Although multi-site studies within Africa and outside Africa, with populations under different malaria burden, are needed to further dissect the relationship between of HP genotypes with hypo-haptoglobinemia, our findings provide evidence that the hypo-haptoglobinemia phenotype and the presence of the rs12162087 g.-1203G/G genotype could be used as predictors for acute onset SMA. We expect that our findings will prompt these multi-site studies, not only to replicate association, but to dissect what other characteristics of other clinical settings can reinforce the significance of genetic control of HP plasma levels in determining acute onset severe anemia phenotypes including that induced by malaria.

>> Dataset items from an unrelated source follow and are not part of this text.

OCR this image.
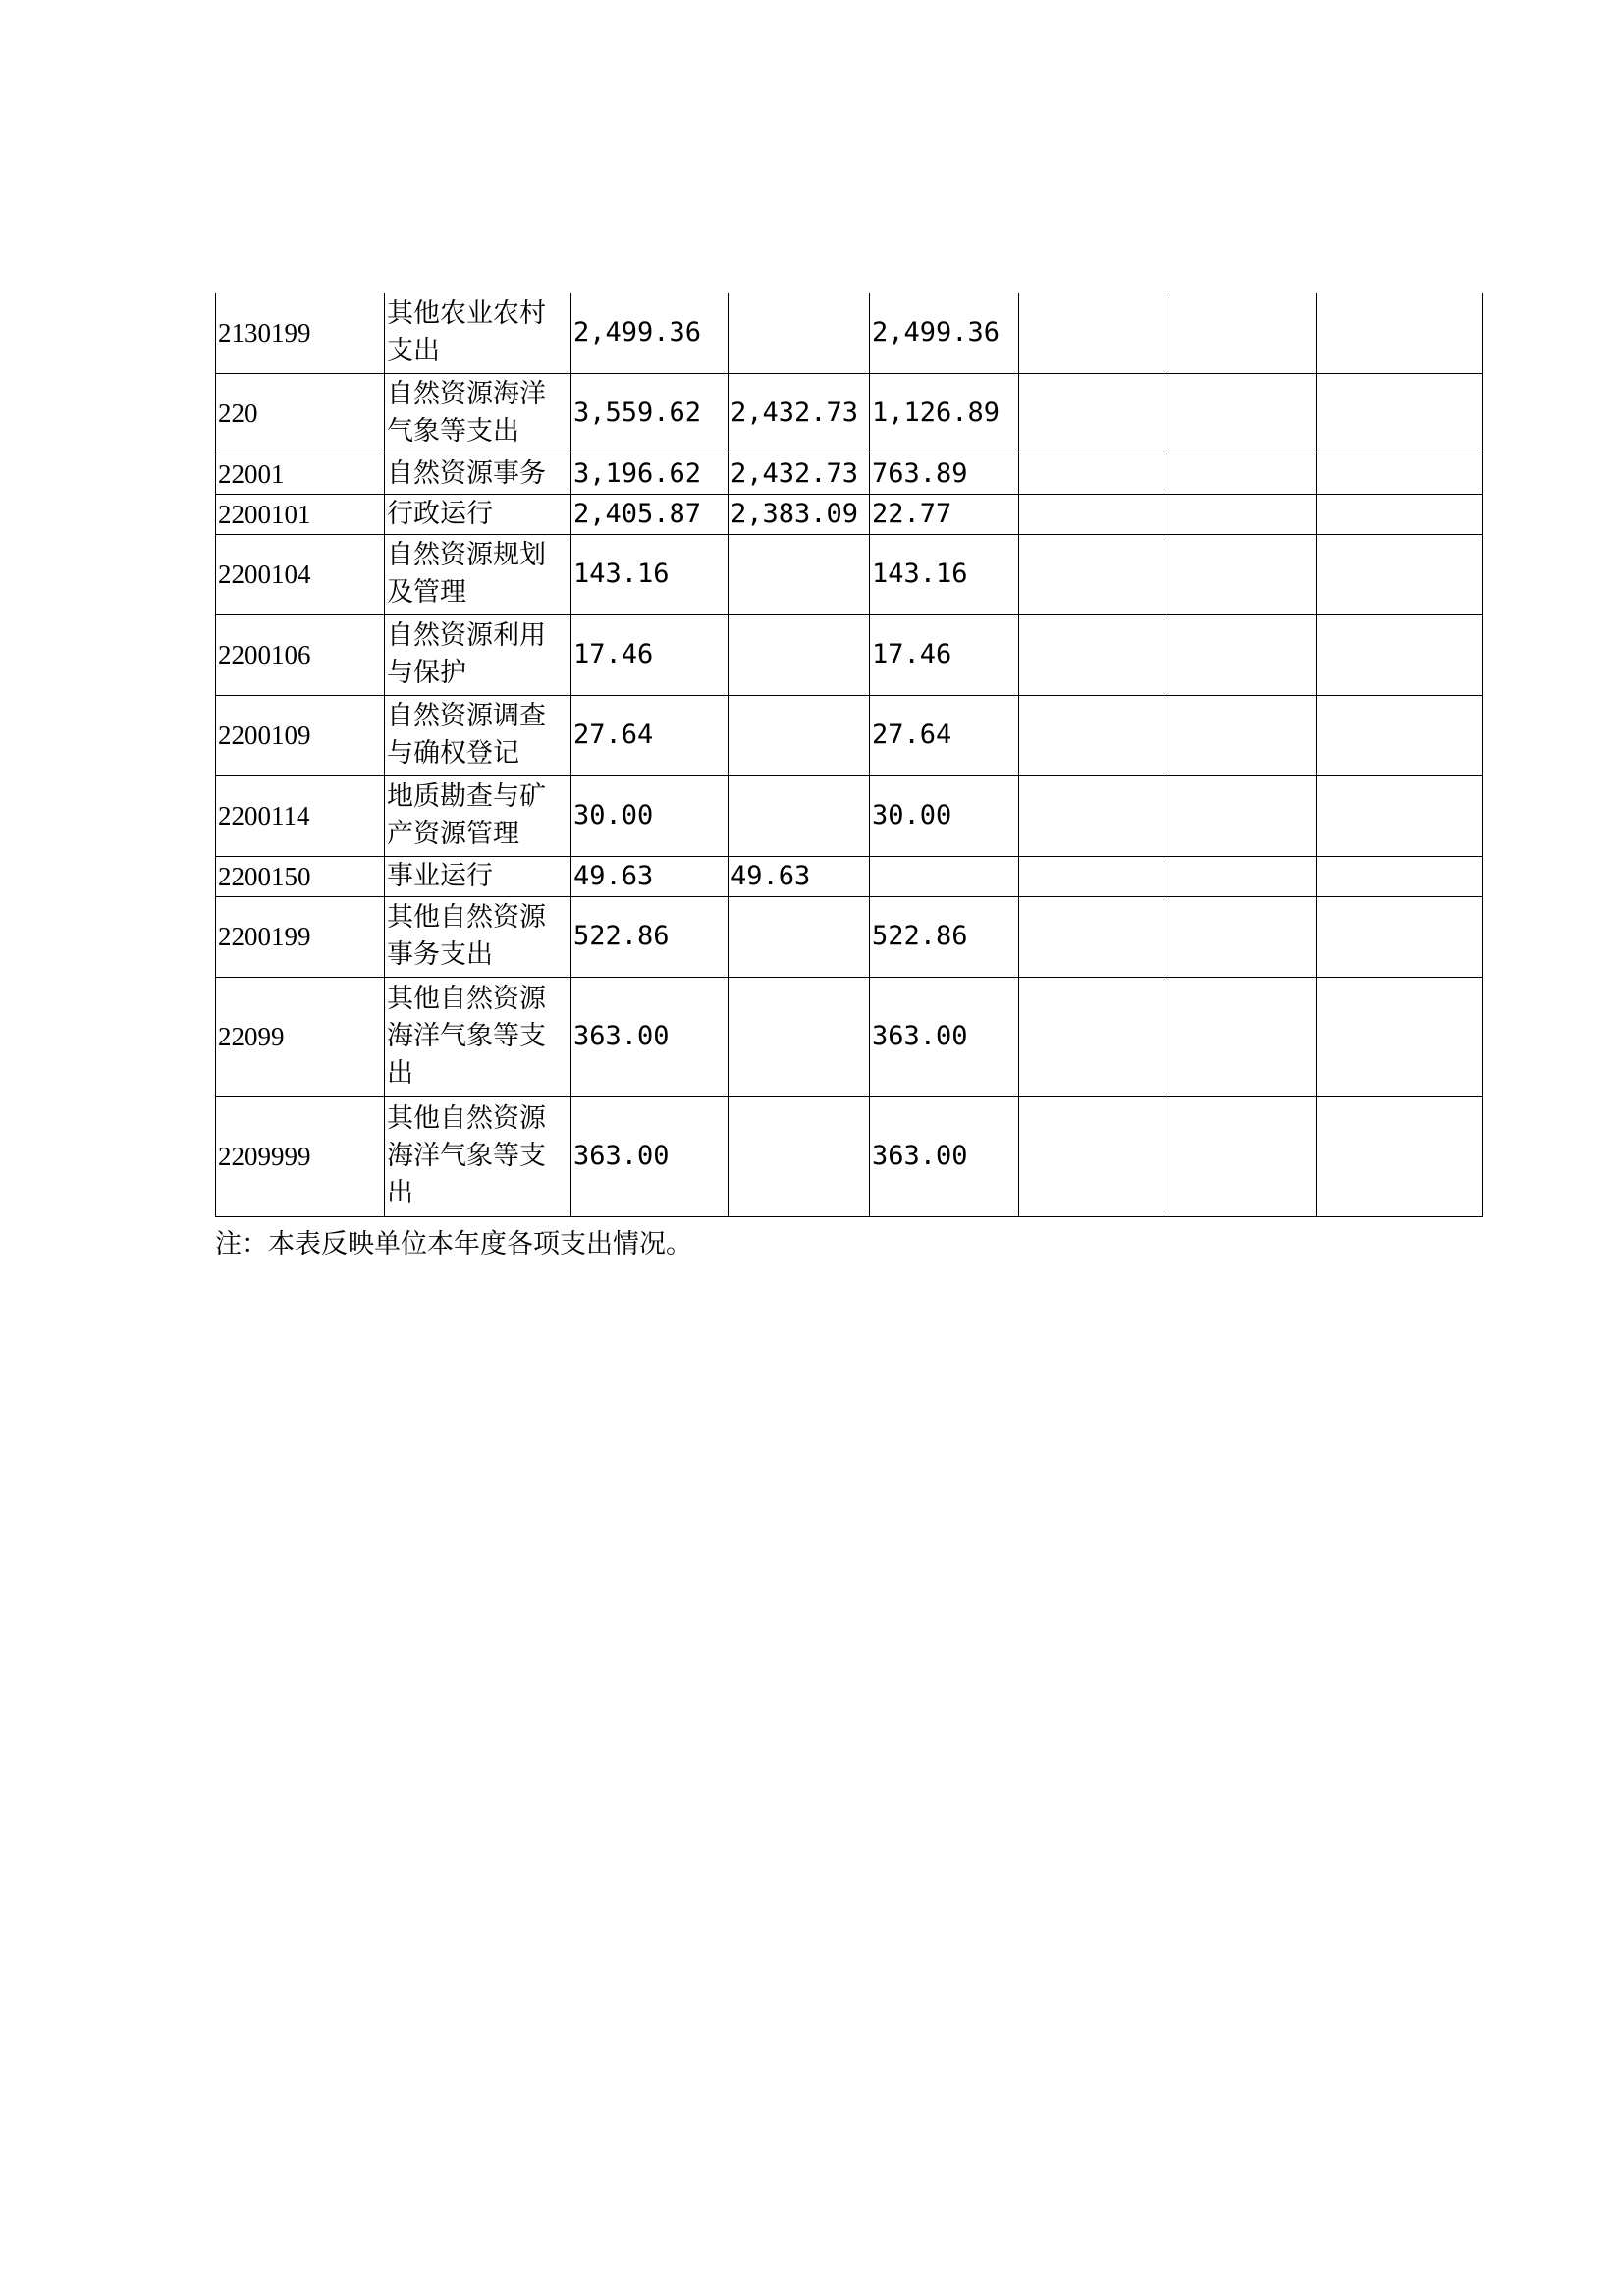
2130199	其他农业农村支出	2,499.36		2,499.36			
220	自然资源海洋气象等支出	3,559.62	2,432.73	1,126.89			
22001	自然资源事务	3,196.62	2,432.73	763.89			
2200101	行政运行	2,405.87	2,383.09	22.77			
2200104	自然资源规划及管理	143.16		143.16			
2200106	自然资源利用与保护	17.46		17.46			
2200109	自然资源调查与确权登记	27.64		27.64			
2200114	地质勘查与矿产资源管理	30.00		30.00			
2200150	事业运行	49.63	49.63				
2200199	其他自然资源事务支出	522.86		522.86			
22099	其他自然资源海洋气象等支出	363.00		363.00			
2209999	其他自然资源海洋气象等支出	363.00		363.00			
注：本表反映单位本年度各项支出情况。
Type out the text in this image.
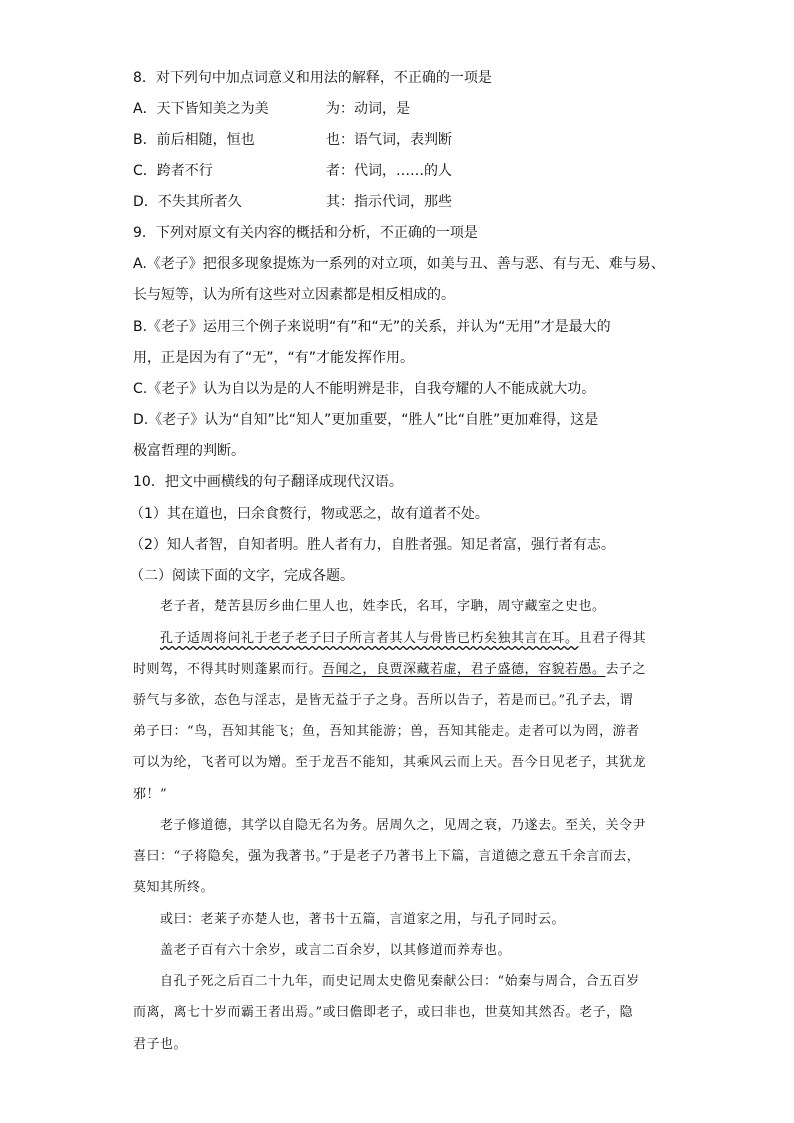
8．对下列句中加点词意义和用法的解释，不正确的一项是
A．天下皆知美之为美	为：动词，是
B．前后相随，恒也	也：语气词，表判断
C．跨者不行	者：代词，……的人
D．不失其所者久	其：指示代词，那些
9．下列对原文有关内容的概括和分析，不正确的一项是
A.《老子》把很多现象提炼为一系列的对立项，如美与丑、善与恶、有与无、难与易、
长与短等，认为所有这些对立因素都是相反相成的。
B.《老子》运用三个例子来说明“有”和“无”的关系，并认为“无用”才是最大的
用，正是因为有了“无”，“有”才能发挥作用。
C.《老子》认为自以为是的人不能明辨是非，自我夸耀的人不能成就大功。
D.《老子》认为“自知”比“知人”更加重要，“胜人”比“自胜”更加难得，这是
极富哲理的判断。
10．把文中画横线的句子翻译成现代汉语。
（1）其在道也，曰余食赘行，物或恶之，故有道者不处。
（2）知人者智，自知者明。胜人者有力，自胜者强。知足者富，强行者有志。
（二）阅读下面的文字，完成各题。
老子者，楚苦县厉乡曲仁里人也，姓李氏，名耳，字聃，周守藏室之史也。
孔子适周将问礼于老子老子曰子所言者其人与骨皆已朽矣独其言在耳。且君子得其
时则驾，不得其时则蓬累而行。吾闻之，良贾深藏若虚，君子盛德，容貌若愚。去子之
骄气与多欲，态色与淫志，是皆无益于子之身。吾所以告子，若是而已。”孔子去，谓
弟子曰：“鸟，吾知其能飞；鱼，吾知其能游；兽，吾知其能走。走者可以为罔，游者
可以为纶，飞者可以为矰。至于龙吾不能知，其乘风云而上天。吾今日见老子，其犹龙
邪！”
老子修道德，其学以自隐无名为务。居周久之，见周之衰，乃遂去。至关，关令尹
喜曰：“子将隐矣，强为我著书。”于是老子乃著书上下篇，言道德之意五千余言而去，
莫知其所终。
或曰：老莱子亦楚人也，著书十五篇，言道家之用，与孔子同时云。
盖老子百有六十余岁，或言二百余岁，以其修道而养寿也。
自孔子死之后百二十九年，而史记周太史儋见秦献公曰：“始秦与周合，合五百岁
而离，离七十岁而霸王者出焉。”或曰儋即老子，或曰非也，世莫知其然否。老子，隐
君子也。
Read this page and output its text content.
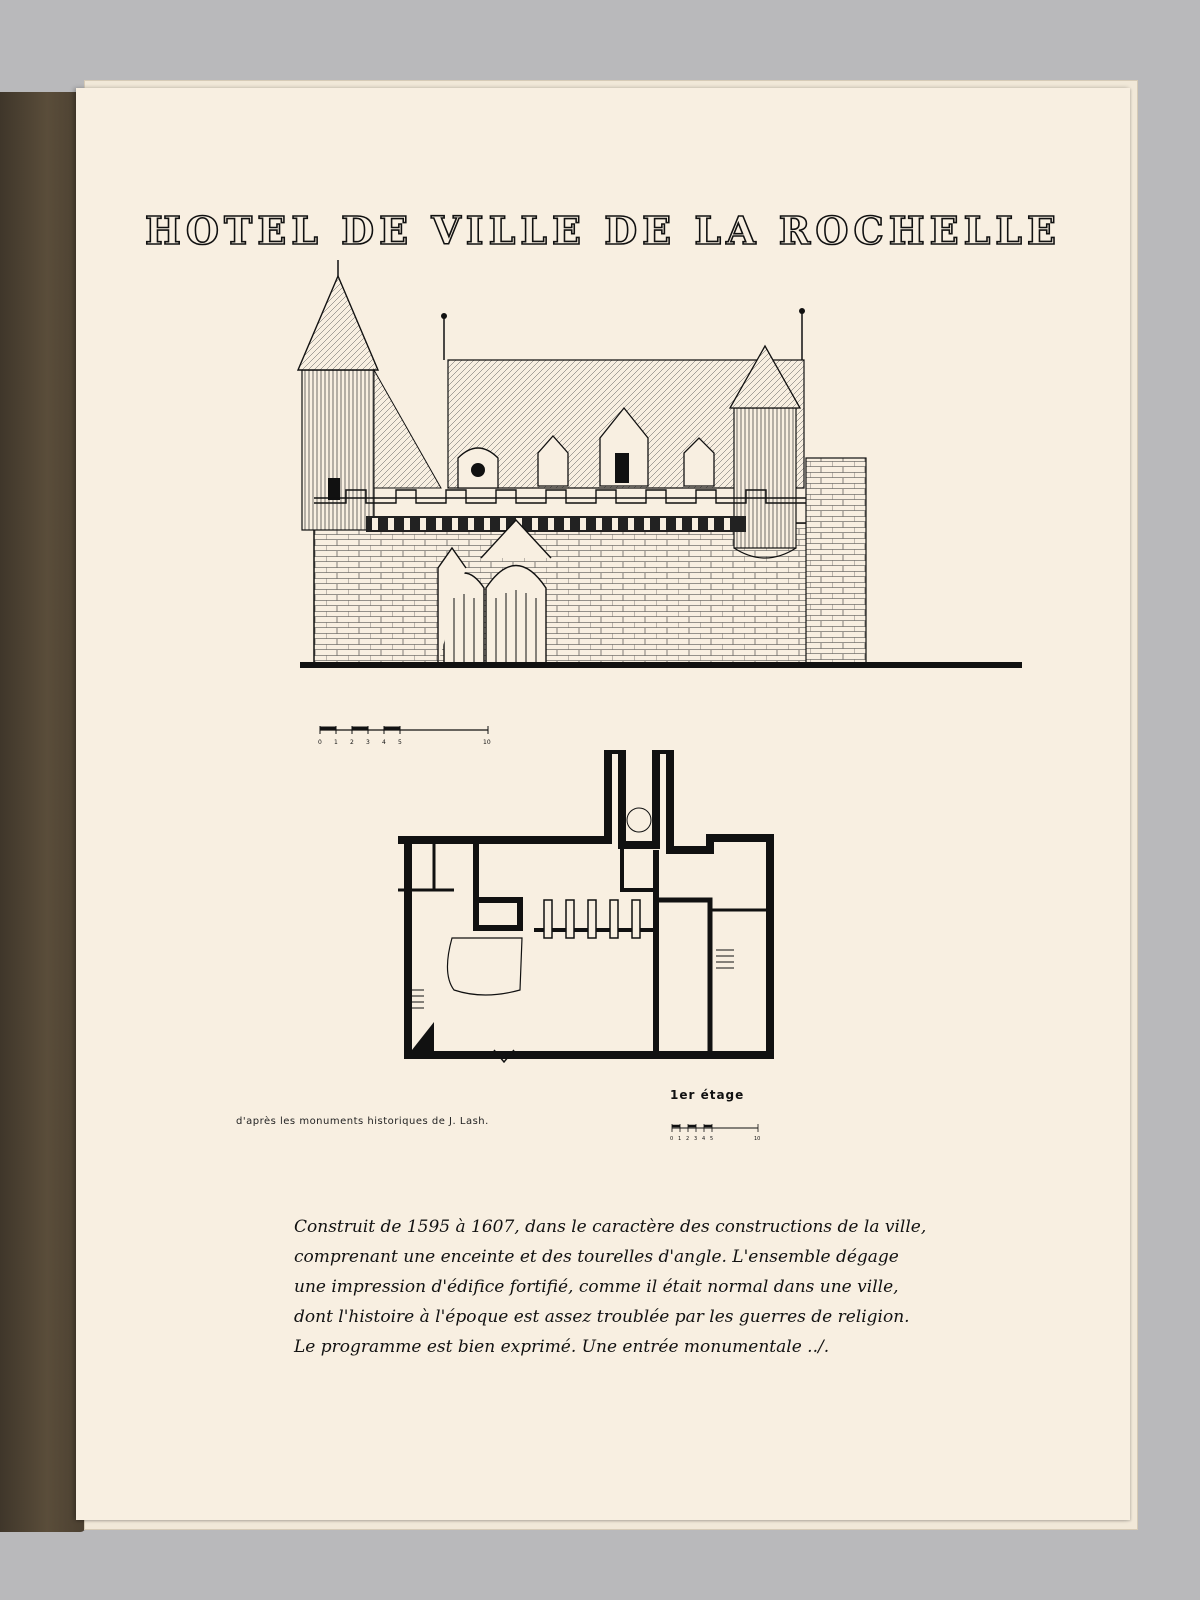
HOTEL DE VILLE DE LA ROCHELLE
0 1 2 3 4 5	10
1er étage
0 1 2 3 4 5	10
d'après les monuments historiques de J. Lash.
Construit de 1595 à 1607, dans le caractère des constructions de la ville,
comprenant une enceinte et des tourelles d'angle. L'ensemble dégage
une impression d'édifice fortifié, comme il était normal dans une ville,
dont l'histoire à l'époque est assez troublée par les guerres de religion.
Le programme est bien exprimé. Une entrée monumentale ../.
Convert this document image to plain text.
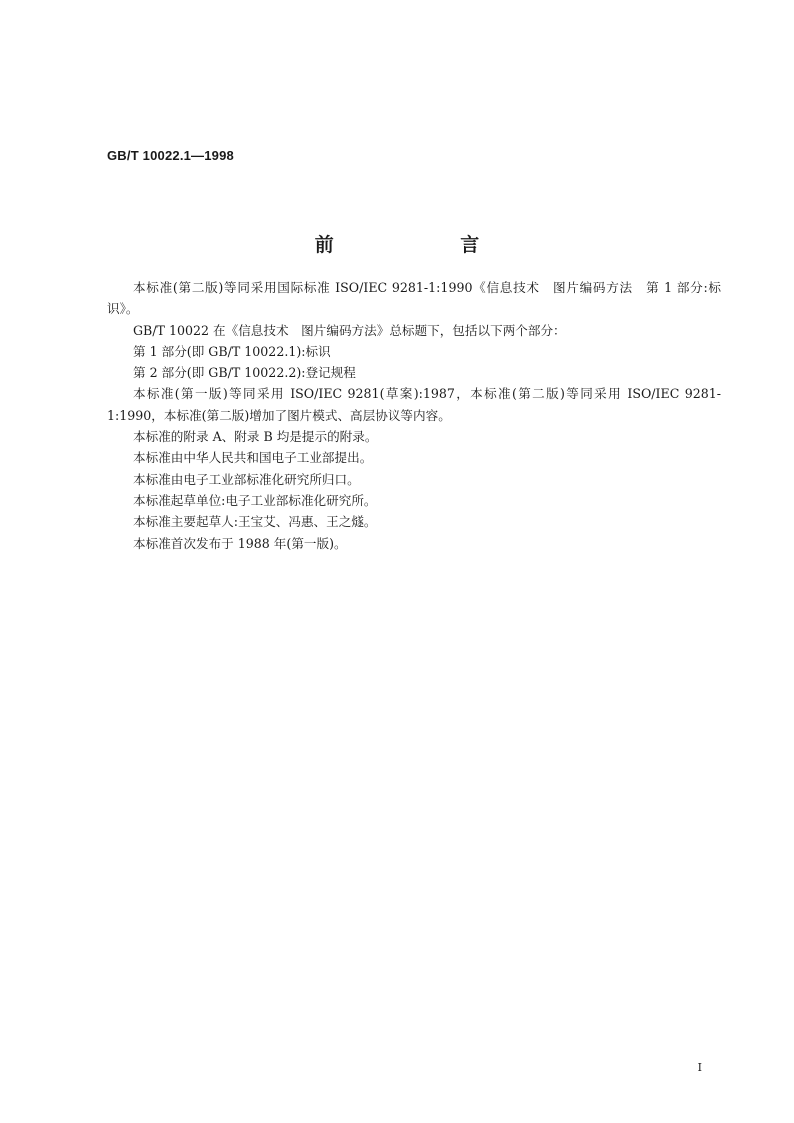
GB/T 10022.1—1998
前 言

本标准(第二版)等同采用国际标准 ISO/IEC 9281-1:1990《信息技术　图片编码方法　第 1 部分:标识》。

GB/T 10022 在《信息技术　图片编码方法》总标题下，包括以下两个部分：

第 1 部分(即 GB/T 10022.1):标识

第 2 部分(即 GB/T 10022.2):登记规程

本标准(第一版)等同采用 ISO/IEC 9281(草案):1987，本标准(第二版)等同采用 ISO/IEC 9281-1:1990，本标准(第二版)增加了图片模式、高层协议等内容。

本标准的附录 A、附录 B 均是提示的附录。

本标准由中华人民共和国电子工业部提出。

本标准由电子工业部标准化研究所归口。

本标准起草单位:电子工业部标准化研究所。

本标准主要起草人:王宝艾、冯惠、王之燧。

本标准首次发布于 1988 年(第一版)。

I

Finally, our study contributes to the development of risk assessment algorithms to identify children with higher risk to develop SMA, which is lethal without urgent access to safe blood transfusion, this being the case in all (urban, peri-urban and rural) areas in high-transmission malaria holoendemic regions in sub-Saharan Africa. Improved risk assessment algorithms will also have a substantial impact on the use and management of health-care resources such as blood banks across low- and middle-income regions of the World under malaria burden.